Tout commence dans une enseigne de restauration rapide des États-Unis, le genre d'endroit où l'on sait pertinemment que le plaisir immédiat se paie par une longue réflexion solitaire quelques heures plus tard sur le grand téléphone blanc.
Notre protagoniste, dont l'appétit dépassait manifestement les capacités de stockage de son côlon, venait de terminer un repas gargantuesque.
Soudain, burrito bien avalé, le signal d'alarme interne, retentit. Ce n'est pas une simple alerte, c'est un branle-bas de combat biologique. Ses intestins, transformés en usine chimique instable, exigent une évacuation immédiate. C'est là que le destin bascule. Dans un élan d'héroïsme mal placé, ou peut-être simplement pour de donne du courage avant le combat final, l'homme se lève et à son collègue de travail en face de lui il s'exclame assez fort pour que plusieurs autour arrive à l'entendre, avec une assurance tragique en plus:"Je vais à la salle de bain, pour faire exploser tout ça!"
Cet excès de confiance gastrique devient code rouge. Dans l'esprit de cet homme et de son collègue, qui avait tout compris tout de suite, il s'agissait d'une métaphore humoristique sur sa détresse gastrique. Dans l'esprit des clients installés à la table voisine, c'était le début de la 3e Guerre Mondiale.

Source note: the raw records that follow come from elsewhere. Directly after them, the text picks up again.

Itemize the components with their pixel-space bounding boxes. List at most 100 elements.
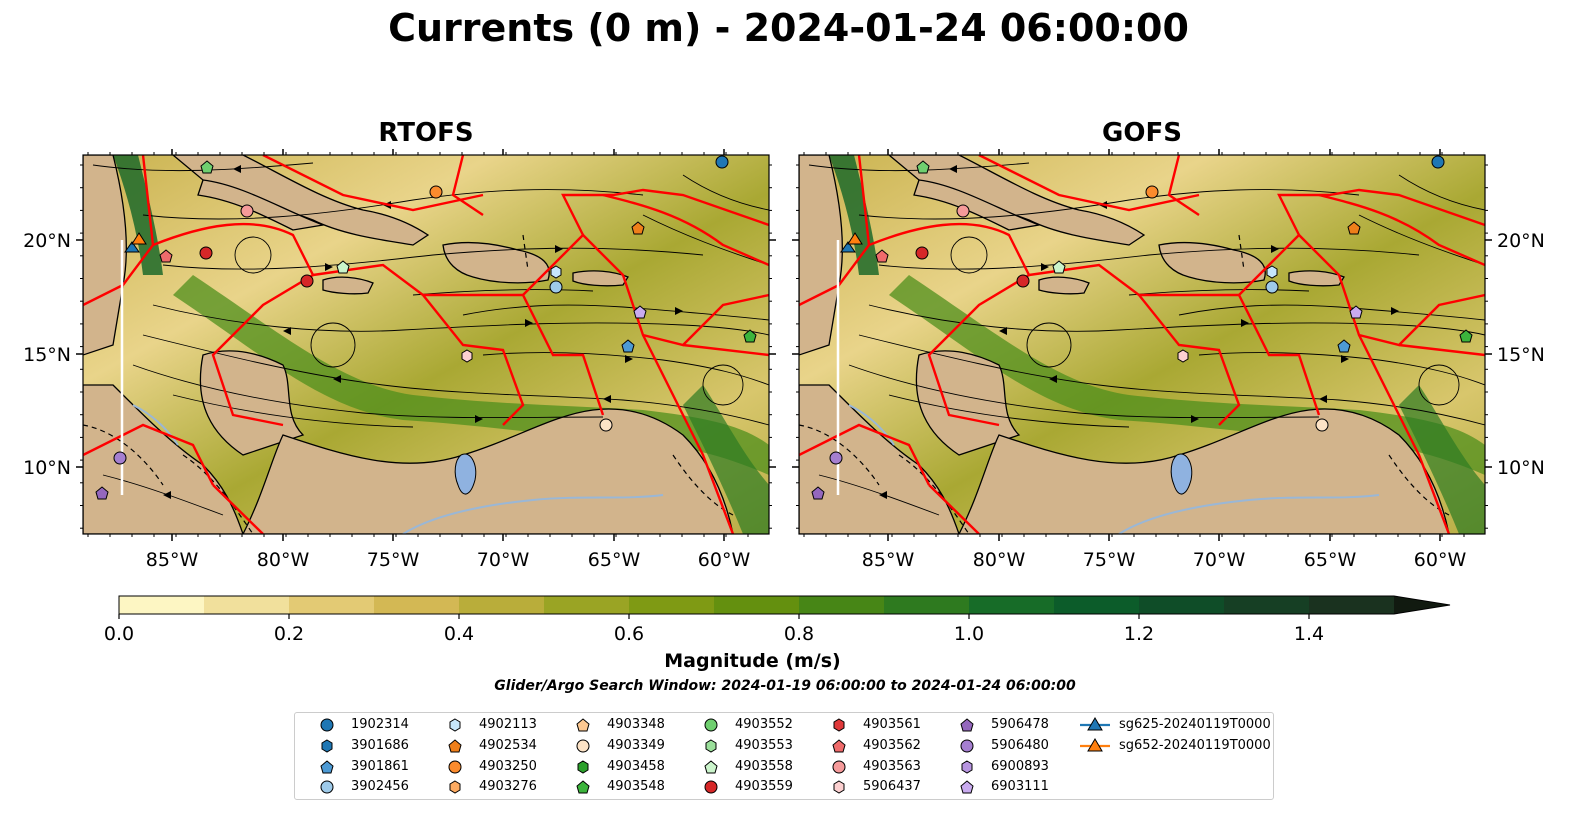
legend-label: 4903562	[863, 737, 921, 753]
circle-marker-icon	[320, 780, 334, 794]
legend-label: 4902534	[479, 737, 537, 753]
lon-tick-label: 60°W	[698, 549, 751, 571]
pentagon-marker-icon	[320, 759, 334, 774]
hexagon-marker-icon	[705, 739, 717, 753]
panel-title-gofs: GOFS	[1102, 118, 1182, 148]
legend-label: 1902314	[351, 717, 409, 732]
colorbar-segment	[629, 596, 715, 614]
hexagon-marker-icon	[449, 780, 461, 794]
lat-tick-label: 20°N	[1497, 230, 1545, 252]
map-panel-gofs	[799, 155, 1485, 534]
hexagon-marker-icon	[449, 718, 461, 732]
colorbar-segment	[799, 596, 885, 614]
legend-label: 3902456	[351, 779, 409, 795]
circle-marker-icon	[448, 760, 462, 774]
panel-title-rtofs: RTOFS	[378, 118, 474, 148]
legend-label: 4903552	[735, 717, 793, 732]
circle-marker-icon	[576, 739, 590, 753]
legend-label: 3901686	[351, 737, 409, 753]
circle-marker-icon	[320, 718, 334, 732]
float-markers-gofs	[811, 155, 1473, 500]
hexagon-marker-icon	[577, 760, 589, 774]
lat-tick-label: 15°N	[1497, 344, 1545, 366]
colorbar-segment	[714, 596, 800, 614]
lon-tick-label: 65°W	[588, 549, 641, 571]
colorbar-segment	[459, 596, 545, 614]
lon-tick-label: 75°W	[1083, 549, 1136, 571]
triangle-line-marker-icon	[1080, 717, 1110, 731]
lon-tick-label: 85°W	[146, 549, 199, 571]
legend-label: 5906478	[991, 717, 1049, 732]
circle-marker-icon	[960, 739, 974, 753]
lat-tick-label: 10°N	[23, 457, 71, 479]
circle-marker-icon	[704, 718, 718, 732]
colorbar-tick-label: 1.2	[1124, 623, 1154, 645]
hexagon-marker-icon	[833, 780, 845, 794]
legend-label: 4903348	[607, 717, 665, 732]
colorbar-segment	[544, 596, 630, 614]
lon-tick-label: 70°W	[1193, 549, 1246, 571]
legend-label: 4903561	[863, 717, 921, 732]
pentagon-marker-icon	[960, 780, 974, 794]
legend-label: 4903553	[735, 737, 793, 753]
pentagon-marker-icon	[576, 780, 590, 794]
legend-label: 6900893	[991, 758, 1049, 774]
colorbar-segment	[1054, 596, 1140, 614]
lat-tick-label: 10°N	[1497, 457, 1545, 479]
hexagon-marker-icon	[961, 760, 973, 774]
colorbar-segment	[374, 596, 460, 614]
lon-tick-label: 65°W	[1304, 549, 1357, 571]
legend-label: 6903111	[991, 779, 1049, 795]
colorbar: 0.0 0.2 0.4 0.6 0.8 1.0 1.2 1.4	[104, 595, 1451, 645]
legend-label: 3901861	[351, 758, 409, 774]
legend: 1902314 3901686 3901861 3902456 4902113 49025…	[294, 712, 1274, 800]
pentagon-marker-icon	[960, 718, 974, 732]
legend-label: 4903559	[735, 779, 793, 795]
float-markers-rtofs	[95, 155, 757, 500]
lon-tick-label: 85°W	[862, 549, 915, 571]
lat-tick-label: 20°N	[23, 230, 71, 252]
colorbar-segment	[884, 596, 970, 614]
triangle-line-marker-icon	[1080, 737, 1110, 752]
colorbar-tick-label: 0.4	[444, 623, 474, 645]
colorbar-segment	[289, 596, 375, 614]
legend-label: 4902113	[479, 717, 537, 732]
lon-tick-label: 80°W	[257, 549, 310, 571]
pentagon-marker-icon	[448, 739, 462, 753]
pentagon-marker-icon	[704, 759, 718, 774]
legend-label: 5906480	[991, 737, 1049, 753]
map-panel-rtofs	[83, 155, 769, 534]
pentagon-marker-icon	[576, 718, 590, 732]
colorbar-segment	[969, 596, 1055, 614]
legend-label: 4903250	[479, 758, 537, 774]
hexagon-marker-icon	[833, 718, 845, 732]
colorbar-tick-label: 0.0	[104, 623, 134, 645]
lon-tick-label: 75°W	[367, 549, 420, 571]
colorbar-tick-label: 0.6	[614, 623, 644, 645]
lon-tick-label: 80°W	[973, 549, 1026, 571]
legend-label: 4903548	[607, 779, 665, 795]
legend-label: 4903558	[735, 758, 793, 774]
legend-label: 4903458	[607, 758, 665, 774]
legend-label: 4903276	[479, 779, 537, 795]
colorbar-segment	[1139, 596, 1225, 614]
hexagon-marker-icon	[321, 739, 333, 753]
colorbar-tick-label: 0.8	[784, 623, 814, 645]
legend-label: 5906437	[863, 779, 921, 795]
figure-title: Currents (0 m) - 2024-01-24 06:00:00	[388, 6, 1189, 50]
lon-tick-label: 70°W	[477, 549, 530, 571]
colorbar-segment	[119, 596, 205, 614]
legend-label: sg625-20240119T0000	[1119, 717, 1271, 732]
lon-tick-label: 60°W	[1414, 549, 1467, 571]
pentagon-marker-icon	[832, 739, 846, 753]
legend-label: sg652-20240119T0000	[1119, 737, 1271, 753]
search-window-note: Glider/Argo Search Window: 2024-01-19 06…	[494, 678, 1076, 694]
lat-tick-label: 15°N	[23, 344, 71, 366]
circle-marker-icon	[704, 780, 718, 794]
colorbar-extend-arrow	[1394, 596, 1450, 614]
legend-label: 4903563	[863, 758, 921, 774]
colorbar-segment	[1224, 596, 1310, 614]
colorbar-tick-label: 1.0	[954, 623, 984, 645]
colorbar-tick-label: 0.2	[274, 623, 304, 645]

Il faut comprendre le contexte. Dans un pays où la sécurité est une religion, le mot "bomb" ou "blow up" (faire exploser) prononcé dans un lieu public agit comme un bouton panique géant. En quelques secondes, le restaurant change d'ambiance. Finis les bruits de frites croustillantes, place aux chuchotements terrorisés.

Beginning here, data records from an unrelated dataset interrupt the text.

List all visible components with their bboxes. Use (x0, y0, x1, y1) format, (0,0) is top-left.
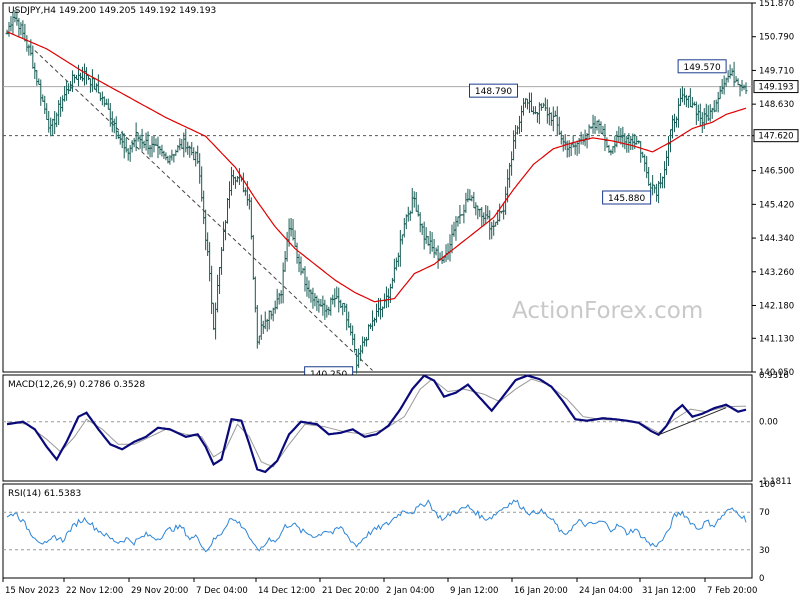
price-header: USDJPY,H4 149.200 149.205 149.192 149.19… (8, 6, 216, 16)
price-callout-box (677, 59, 727, 74)
macd-y-tick-label: 0.00 (759, 418, 778, 428)
price-panel: ActionForex.com 151.870 150.790 149.710 148.… (2, 0, 799, 381)
macd-panel-frame (2, 374, 753, 482)
macd-y-tick-label: -1.1811 (759, 477, 792, 487)
rsi-panel: 100 70 30 0 RSI(14) 61.5383 (2, 480, 775, 584)
y-tick-label: 146.500 (759, 167, 794, 177)
macd-line (6, 374, 747, 474)
level-price-box (753, 80, 799, 94)
y-tick-label: 150.790 (759, 33, 794, 43)
y-tick-label: 145.420 (759, 200, 794, 210)
y-tick-label: 151.870 (759, 0, 794, 9)
y-tick-label: 144.340 (759, 234, 794, 244)
y-tick-label: 142.180 (759, 302, 794, 312)
x-tick-label: 21 Dec 20:00 (322, 586, 379, 596)
y-tick-label: 149.710 (759, 66, 794, 76)
x-tick-label: 24 Jan 04:00 (579, 586, 633, 596)
x-tick-label: 7 Dec 04:00 (196, 586, 248, 596)
x-tick-label: 31 Jan 12:00 (642, 586, 696, 596)
x-tick-label: 7 Feb 20:00 (707, 586, 757, 596)
price-panel-frame (2, 2, 753, 373)
price-callout-label: 149.570 (683, 63, 720, 73)
y-tick-label: 143.260 (759, 268, 794, 278)
x-tick-label: 9 Jan 12:00 (450, 586, 498, 596)
x-tick-label: 29 Nov 20:00 (131, 586, 188, 596)
macd-panel: 0.9316 0.00 -1.1811 MACD(12,26,9) 0.2786 0.… (2, 371, 792, 487)
macd-y-tick-label: 0.9316 (759, 371, 789, 381)
price-callout-label: 145.880 (608, 194, 645, 204)
ohlc-bar (744, 82, 748, 95)
time-axis: 15 Nov 2023 22 Nov 12:00 29 Nov 20:00 7 Dec… (2, 578, 757, 596)
price-callout-label: 148.790 (475, 87, 512, 97)
watermark: ActionForex.com (512, 298, 703, 324)
level-price-label: 149.193 (758, 83, 793, 93)
y-tick-label: 148.630 (759, 100, 794, 110)
rsi-y-tick-label: 0 (759, 574, 764, 584)
price-callout-box (602, 190, 652, 205)
level-price-box (753, 129, 799, 143)
x-tick-label: 16 Jan 20:00 (514, 586, 568, 596)
macd-trendline (658, 407, 727, 436)
y-tick-label: 140.050 (759, 368, 794, 378)
rsi-panel-frame (2, 483, 753, 579)
rsi-y-tick-label: 100 (759, 480, 775, 490)
rsi-header: RSI(14) 61.5383 (8, 489, 81, 499)
price-callout-box (469, 83, 519, 98)
x-tick-label: 2 Jan 04:00 (386, 586, 434, 596)
macd-header: MACD(12,26,9) 0.2786 0.3528 (8, 380, 145, 390)
ohlc-bars (5, 10, 748, 374)
rsi-y-tick-label: 30 (759, 546, 770, 556)
level-price-label: 147.620 (758, 132, 793, 142)
x-tick-label: 22 Nov 12:00 (66, 586, 123, 596)
moving-average-line (6, 31, 747, 303)
x-tick-label: 15 Nov 2023 (5, 586, 59, 596)
x-tick-label: 14 Dec 12:00 (258, 586, 315, 596)
y-tick-label: 141.130 (759, 334, 794, 344)
rsi-line (6, 499, 747, 553)
rsi-y-tick-label: 70 (759, 508, 770, 518)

Un client zélé et probablement traumatisé par trop de films d'action, saisit son téléphone. Les services d'urgence décrochent:
"9-1-1, quelle est votre urgence ?"
"Un homme vient de déclarer qu'il allait faire exploser les toilettes du restaurant ! C'est une menace terroriste imminente !"

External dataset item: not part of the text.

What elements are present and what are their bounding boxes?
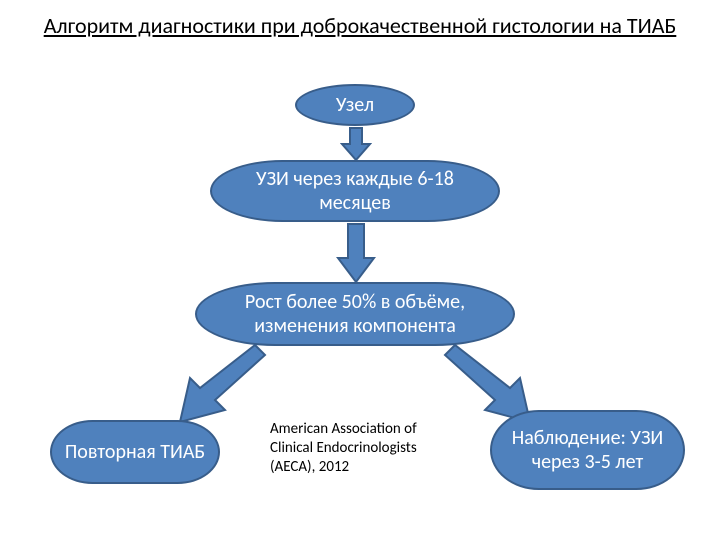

Pendant que l'opératrice dépêche plusieurs unités de police sur les lieux, notre "terroriste" est en plein exercice de ses fonctions, confortablement (ou non) installé dans sa cabine sur son trône de marbre au couvert de plastique. Il est à des années-lumières de se douter que dehors, le périmètre est bouclé. Les gyrophares bleus et rouges balaient la devanture du fast-food.Les policiers pénètrent dans l'établissement, protégés par leur gilets pare-balles, l'adrénaline au maximum. Ils se dirigent vers la zone de danger. Le bloc sanitaire. Le silence est de mise. Seulement interrompu par des bruits...suspects provenant de derrière la porte. Des bruits de "détonations" qui, pour une oreille avertie, pourraient effectivement ressembler à une petite guerre civile chimique intestine.
-"SORTEZ! LES MAINS EN L'AIR!" Hurle un officier.La porte des toilettes s'ouvre lentement, un homme en sort pâle, un peu plus léger, mais surtout totalement hébété. Il ne tien ni détonateur, nu dynamite. Tout ce qu'il a, c'est un air de soulagement qui se transforme instantanément en terreur pure face aux canons d'armes à feu braqués sur lui, le visant.
L'interrogatoire est rapide et surréaliste :
"OÙ EST L'ENGIN EXPLOSIF?"L'homme pointe timidement le doigt vers la cuvette encore fumante.
"Le...le burrito ne passait pas..."
Les policiers, partagés entre le soulagement professionnel et le dégoût olfactif à la vue "du grand serpent brun" inspectent quand même les lieux. Verdict: aucune trace de TNT, mais une zone sinistrée qui nécessiterait l'intervention de la sécurité civile, ou du moins d'un agent d'entretien très courageux.
L'homme ne sera pas inculpé pour terrorisme, mais repartira avec une leçon de sémantique publique qu'il n'oubliera jamais. Aux États-Unis, on ne plaisante pas avec les explosions.
Qu'elles soient nucléaires ou fécales.
Ceci est une histoire vraie, survenue au Kansas, et depuis, le même homme, quand il va à la salle de bain, pour se faire comprendre, dit désormais "Qu'il va se rafraichir le visage". Pour ne pas affoler quiconque.
La seule agression reconnue a été portée contre les narines des agents des forces de l'ordre, ce jour là.
'Scuzez-le de l'avoir trouvée drôle aux nouvelles.